1. Tailscale is running on both the CLI machine and the target node
2. The agent is listening: ss -tlnp | grep 9444
3. The CLI config has the correct addresses
4. TLS certs have the right SANs for the Tailnet IP

"podman: executable file not found"

This warning appears for svc (which uses Docker, not podman). It's benign — svc is an edge node that doesn't run containers.

Cold Start (No Cached Images)

If the machine was wiped and no images are cached:

1. MCIAS runs on svc (Docker container), not rift. It should be unaffected by a rift failure. Verify: ssh svc.metacircular.net "docker ps | grep mcias".

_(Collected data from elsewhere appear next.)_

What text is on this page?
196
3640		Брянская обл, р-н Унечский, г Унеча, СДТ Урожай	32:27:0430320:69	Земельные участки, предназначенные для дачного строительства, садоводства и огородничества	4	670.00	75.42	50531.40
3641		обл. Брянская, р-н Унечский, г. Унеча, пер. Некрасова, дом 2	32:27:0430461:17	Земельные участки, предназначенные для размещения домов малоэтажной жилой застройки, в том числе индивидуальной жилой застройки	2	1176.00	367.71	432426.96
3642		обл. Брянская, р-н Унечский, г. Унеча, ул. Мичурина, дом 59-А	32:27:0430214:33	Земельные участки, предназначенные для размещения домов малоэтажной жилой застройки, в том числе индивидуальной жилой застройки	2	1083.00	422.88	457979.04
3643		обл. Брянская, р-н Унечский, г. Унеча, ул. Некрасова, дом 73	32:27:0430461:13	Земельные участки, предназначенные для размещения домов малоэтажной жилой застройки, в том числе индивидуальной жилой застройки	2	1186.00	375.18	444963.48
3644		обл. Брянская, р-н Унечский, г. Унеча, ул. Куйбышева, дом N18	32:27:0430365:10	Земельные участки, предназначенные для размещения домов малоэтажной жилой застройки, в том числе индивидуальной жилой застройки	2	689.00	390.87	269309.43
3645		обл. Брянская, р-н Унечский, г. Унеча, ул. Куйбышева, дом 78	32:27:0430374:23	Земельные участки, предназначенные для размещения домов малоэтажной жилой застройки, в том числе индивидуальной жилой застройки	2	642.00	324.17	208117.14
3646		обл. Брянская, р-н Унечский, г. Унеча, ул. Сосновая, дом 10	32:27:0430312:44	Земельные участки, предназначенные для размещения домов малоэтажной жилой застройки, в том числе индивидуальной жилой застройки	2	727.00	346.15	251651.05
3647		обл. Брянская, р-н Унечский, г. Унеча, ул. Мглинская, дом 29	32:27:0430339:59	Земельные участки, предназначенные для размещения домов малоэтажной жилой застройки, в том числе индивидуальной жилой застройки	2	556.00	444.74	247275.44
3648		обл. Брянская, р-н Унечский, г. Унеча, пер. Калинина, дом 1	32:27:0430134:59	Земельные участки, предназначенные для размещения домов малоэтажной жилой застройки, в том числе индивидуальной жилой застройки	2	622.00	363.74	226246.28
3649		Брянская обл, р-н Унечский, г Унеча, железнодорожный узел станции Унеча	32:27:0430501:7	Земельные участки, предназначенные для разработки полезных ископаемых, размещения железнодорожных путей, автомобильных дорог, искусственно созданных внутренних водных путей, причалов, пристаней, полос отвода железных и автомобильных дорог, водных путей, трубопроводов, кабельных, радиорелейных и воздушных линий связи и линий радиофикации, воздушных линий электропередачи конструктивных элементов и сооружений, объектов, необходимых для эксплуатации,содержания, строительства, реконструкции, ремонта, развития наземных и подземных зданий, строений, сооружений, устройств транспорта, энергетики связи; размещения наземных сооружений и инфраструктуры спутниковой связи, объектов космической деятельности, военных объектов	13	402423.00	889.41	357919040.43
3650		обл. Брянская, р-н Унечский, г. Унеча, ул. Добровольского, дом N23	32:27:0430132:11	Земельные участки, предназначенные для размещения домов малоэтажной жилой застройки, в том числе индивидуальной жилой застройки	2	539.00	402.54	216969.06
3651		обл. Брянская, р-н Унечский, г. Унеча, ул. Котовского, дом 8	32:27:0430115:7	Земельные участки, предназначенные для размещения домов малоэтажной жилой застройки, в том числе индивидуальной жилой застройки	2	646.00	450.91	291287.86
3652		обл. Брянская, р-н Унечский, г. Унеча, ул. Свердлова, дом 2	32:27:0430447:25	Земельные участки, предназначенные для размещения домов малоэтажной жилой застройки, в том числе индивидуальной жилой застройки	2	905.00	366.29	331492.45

2. Pre-stage images by pulling from a backup or building locally:

   # On vade (operator workstation), build and push to a temp location
   cd ~/src/metacircular/mcns && make docker
   podman save mcr.svc.mcp.metacircular.net:8443/mcns:v1.2.0 | \
     ssh rift "podman load"
   

   Repeat for each service.

3. Alternatively, if another node has MCR access, push images there first, then pull from the running MCR instance.

Service Reference

Quick reference for all services, their images, and critical flags:

Service	Image	Network	Key Ports	Config Path
mcns	mcns:v1.2.0	bridge	53/tcp+udp, 38443→8443	/srv/mcns/mcns.toml
mc-proxy	mc-proxy:v1.2.2	host	443, 8443, 9443	/srv/mc-proxy/mc-proxy.toml
mcr (api)	mcr:v1.2.1	bridge	28443→8443, 29443→9443	/srv/mcr/mcr.toml
mcr (web)	mcr-web:v1.3.2	bridge	28080→8080	/srv/mcr/mcr.toml
metacrypt (api)	metacrypt:v1.3.1	bridge	18443→8443, 19443→9443	/srv/metacrypt/metacrypt.toml
metacrypt (web)	metacrypt-web:v1.4.1	bridge	18080→8080	/srv/metacrypt/metacrypt.toml
mcp-master	mcp-master:v0.10.3	host	9555	/srv/mcp-master/mcp-master.toml
mcq	mcq:v0.4.2	bridge	48080→8080	/srv/mcq/mcq.toml
mcdoc	mcdoc:v0.1.0	bridge	38080→8080	/srv/mcdoc/mcdoc.toml
mcat	mcat:v1.2.0	bridge	48116→8443	/srv/mcat/mcat.toml
kls	kls:v0.2.0	bridge	58080→8080	/srv/kls/kls.conf
sgard	sgardd:v3.2.0	bridge	19473→9473	(flags, see above)

All images are prefixed with mcr.svc.mcp.metacircular.net:8443/.